Best practices for connecting intrusion panels to the network - Honeywell Galaxy Intrusion Panel 3.2.0

Honeywell Galaxy Intrusion Panel Extension Guide 3.2.0

Product
Honeywell Galaxy Intrusion Panel
Content type
Guides > Plugin and extension guides
Version
3.2
Release
3.2.0
ft:locale
en-US
Last updated
2025-03-12

Intrusion detection panels aren’t designed to withstand heavy traffic from the network, especially when broadcast messages occur frequently. Because the panel needs to process incoming packets to check whether it’s the recipient, this might lead to increased demand on processing resources. Under heavy network load conditions, you might notice that the panel drops offline and reconnects repeatedly.

To avoid having the panel reconnect repeatedly, we recommend that you connect the panel to Security Center through an isolated network. This helps in isolating the panel from traffic for which it isn’t the recipient. Many panels can be connected to the same isolated network, as long as the network isn’t also the hub for other traffic which doesn’t involve the panels.
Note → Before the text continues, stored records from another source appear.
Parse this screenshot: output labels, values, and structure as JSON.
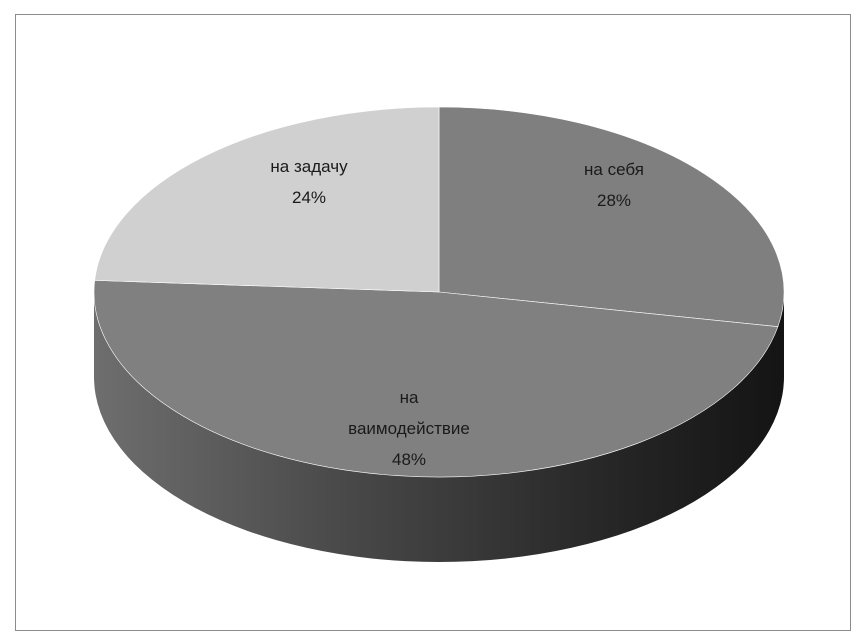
{
  "chart_data": {
    "type": "pie",
    "style": "3d",
    "slices": [
      {
        "label": "на себя",
        "value": 28,
        "value_text": "28%",
        "color": "#7f7f7f"
      },
      {
        "label": "на ваимодействие",
        "label_lines": [
          "на",
          "ваимодействие"
        ],
        "value": 48,
        "value_text": "48%",
        "color": "#808080"
      },
      {
        "label": "на задачу",
        "value": 24,
        "value_text": "24%",
        "color": "#d0d0d0"
      }
    ],
    "side_color": "#3a3a3a",
    "legend": "none",
    "data_labels": "inside"
  }
}
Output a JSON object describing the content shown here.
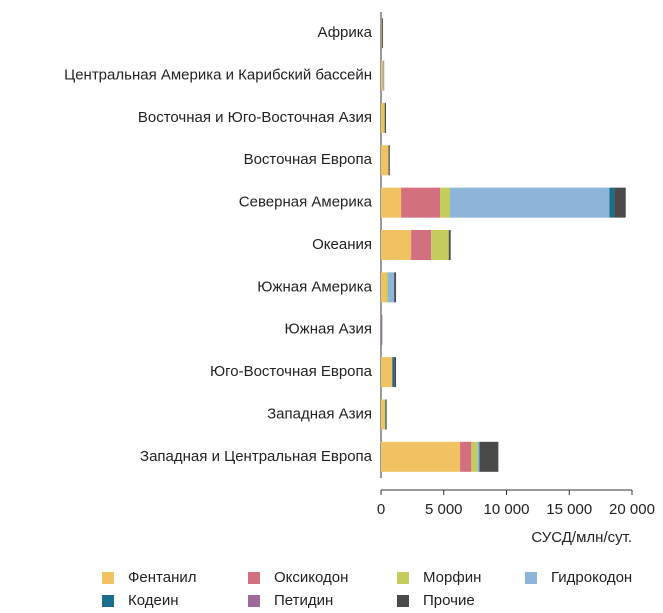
{
  "chart_data": {
    "type": "stacked-bar-horizontal",
    "categories": [
      "Африка",
      "Центральная Америка и Карибский бассейн",
      "Восточная и Юго-Восточная Азия",
      "Восточная Европа",
      "Северная Америка",
      "Океания",
      "Южная Америка",
      "Южная Азия",
      "Юго-Восточная Европа",
      "Западная Азия",
      "Западная и Центральная Европа"
    ],
    "series": [
      {
        "name": "Фентанил",
        "color": "#f0c262",
        "values": [
          50,
          100,
          200,
          600,
          1600,
          2400,
          400,
          0,
          900,
          250,
          6300
        ]
      },
      {
        "name": "Оксикодон",
        "color": "#d3707f",
        "values": [
          0,
          20,
          0,
          0,
          3100,
          1600,
          0,
          0,
          0,
          0,
          900
        ]
      },
      {
        "name": "Морфин",
        "color": "#c3cc5c",
        "values": [
          0,
          50,
          100,
          0,
          800,
          1400,
          150,
          0,
          0,
          100,
          500
        ]
      },
      {
        "name": "Гидрокодон",
        "color": "#8db4d9",
        "values": [
          0,
          30,
          0,
          0,
          12700,
          0,
          500,
          0,
          0,
          0,
          150
        ]
      },
      {
        "name": "Кодеин",
        "color": "#1a6d8e",
        "values": [
          0,
          10,
          0,
          0,
          400,
          0,
          0,
          0,
          150,
          0,
          0
        ]
      },
      {
        "name": "Петидин",
        "color": "#9e6a99",
        "values": [
          0,
          20,
          0,
          0,
          0,
          0,
          0,
          80,
          0,
          0,
          0
        ]
      },
      {
        "name": "Прочие",
        "color": "#4a4a4a",
        "values": [
          100,
          20,
          100,
          100,
          900,
          150,
          150,
          20,
          150,
          100,
          1500
        ]
      }
    ],
    "xlim": [
      0,
      20000
    ],
    "xticks": [
      0,
      {
        "value": 5000,
        "label": "5 000"
      },
      {
        "value": 10000,
        "label": "10 000"
      },
      {
        "value": 15000,
        "label": "15 000"
      },
      {
        "value": 20000,
        "label": "20 000"
      }
    ],
    "xlabel": "СУСД/млн/сут."
  }
}
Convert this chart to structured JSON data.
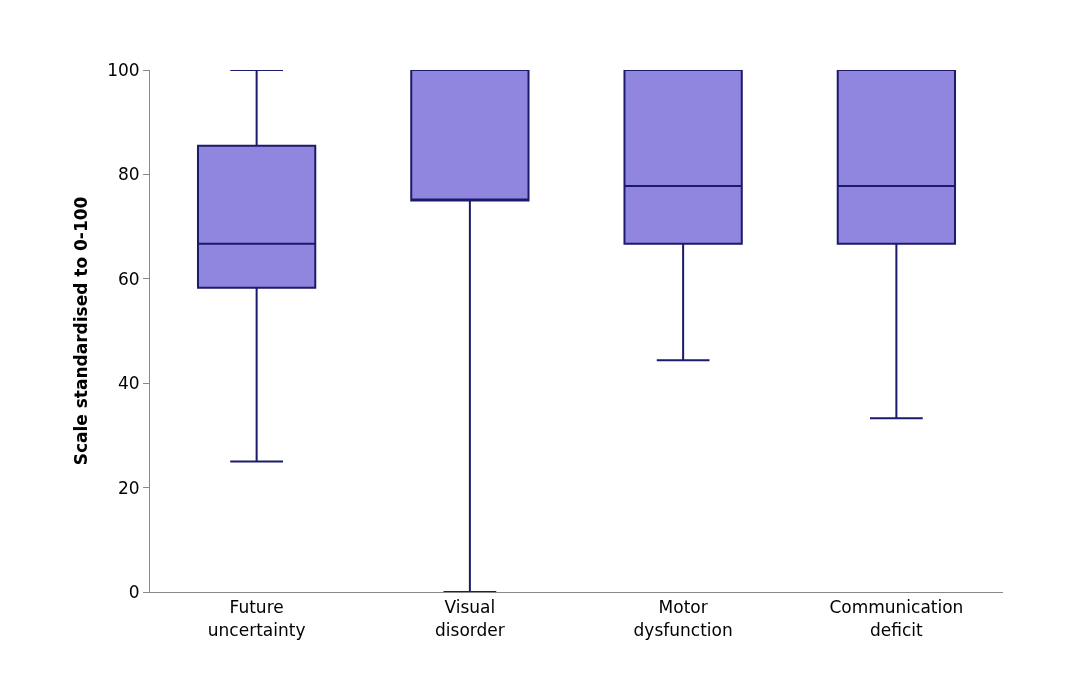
{
  "chart_data": {
    "type": "box",
    "ylabel": "Scale standardised to 0-100",
    "categories": [
      "Future uncertainty",
      "Visual disorder",
      "Motor dysfunction",
      "Communication deficit"
    ],
    "series": [
      {
        "color": "#9086e0",
        "boxes": [
          {
            "low": 25,
            "q1": 58.3,
            "median": 66.7,
            "q3": 85.5,
            "high": 100
          },
          {
            "low": 0,
            "q1": 75,
            "median": 75,
            "q3": 100,
            "high": 100
          },
          {
            "low": 44.4,
            "q1": 66.7,
            "median": 77.8,
            "q3": 100,
            "high": 100
          },
          {
            "low": 33.3,
            "q1": 66.7,
            "median": 77.8,
            "q3": 100,
            "high": 100
          }
        ]
      }
    ],
    "ylim": [
      0,
      100
    ],
    "yticks": [
      0,
      20,
      40,
      60,
      80,
      100
    ]
  }
}
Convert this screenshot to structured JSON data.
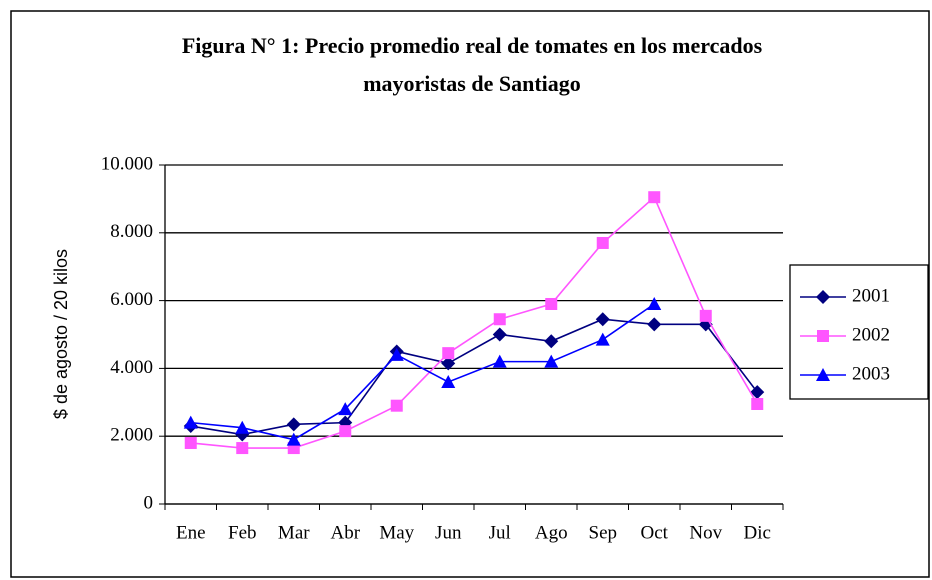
{
  "chart_data": {
    "type": "line",
    "title": [
      "Figura N° 1: Precio promedio real de tomates en los mercados",
      "mayoristas de Santiago"
    ],
    "y_label": "$ de agosto / 20 kilos",
    "categories": [
      "Ene",
      "Feb",
      "Mar",
      "Abr",
      "May",
      "Jun",
      "Jul",
      "Ago",
      "Sep",
      "Oct",
      "Nov",
      "Dic"
    ],
    "series": [
      {
        "name": "2001",
        "color": "#000080",
        "marker": "diamond",
        "values": [
          2300,
          2050,
          2350,
          2400,
          4500,
          4150,
          5000,
          4800,
          5450,
          5300,
          5300,
          3300
        ]
      },
      {
        "name": "2002",
        "color": "#ff55ff",
        "marker": "square",
        "values": [
          1800,
          1650,
          1650,
          2150,
          2900,
          4450,
          5450,
          5900,
          7700,
          9050,
          5550,
          2950
        ]
      },
      {
        "name": "2003",
        "color": "#0000ff",
        "marker": "triangle",
        "values": [
          2400,
          2250,
          1900,
          2800,
          4400,
          3600,
          4200,
          4200,
          4850,
          5900,
          null,
          null
        ]
      }
    ],
    "ylim": [
      0,
      10000
    ],
    "yticks": [
      0,
      {
        "value": 2000,
        "label": "2.000"
      },
      {
        "value": 4000,
        "label": "4.000"
      },
      {
        "value": 6000,
        "label": "6.000"
      },
      {
        "value": 8000,
        "label": "8.000"
      },
      {
        "value": 10000,
        "label": "10.000"
      }
    ],
    "grid": true,
    "legend": "right"
  }
}
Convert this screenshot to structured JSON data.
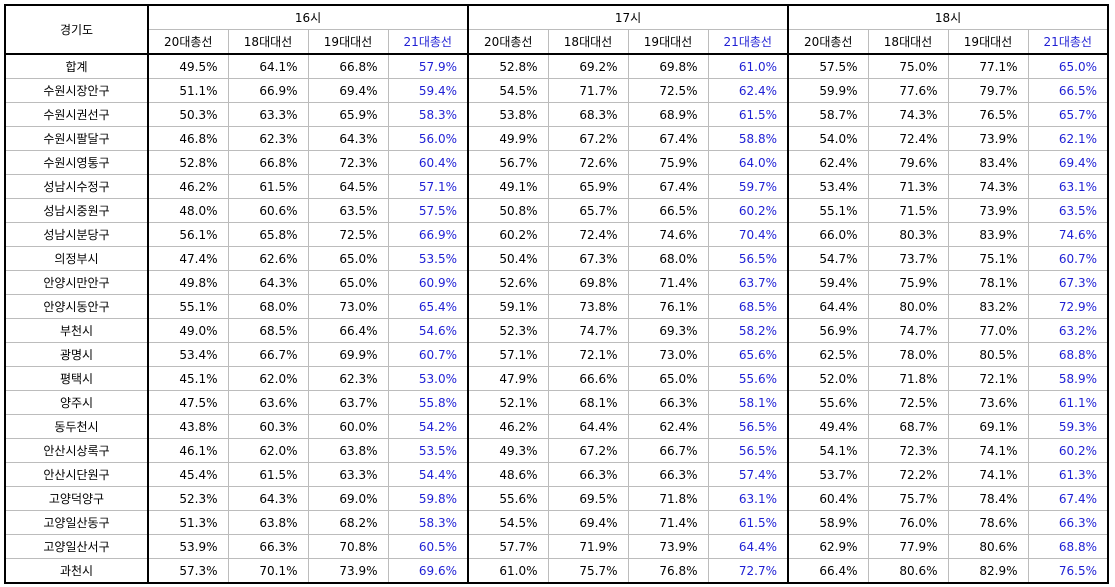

You can build an isolated network by adding a dedicated hardware network node (switch or router), or by creating a dedicated Virtual Local Area Network (VLAN) on a network node that provides network node configuration capabilities.
WARNING: Communication between the plugin and the Honeywell Galaxy system does not protect the integrity and confidentiality of data. As a best practice, deploy the plugin on the same subnet as the third-party Honeywell Galaxy system, within a closed network.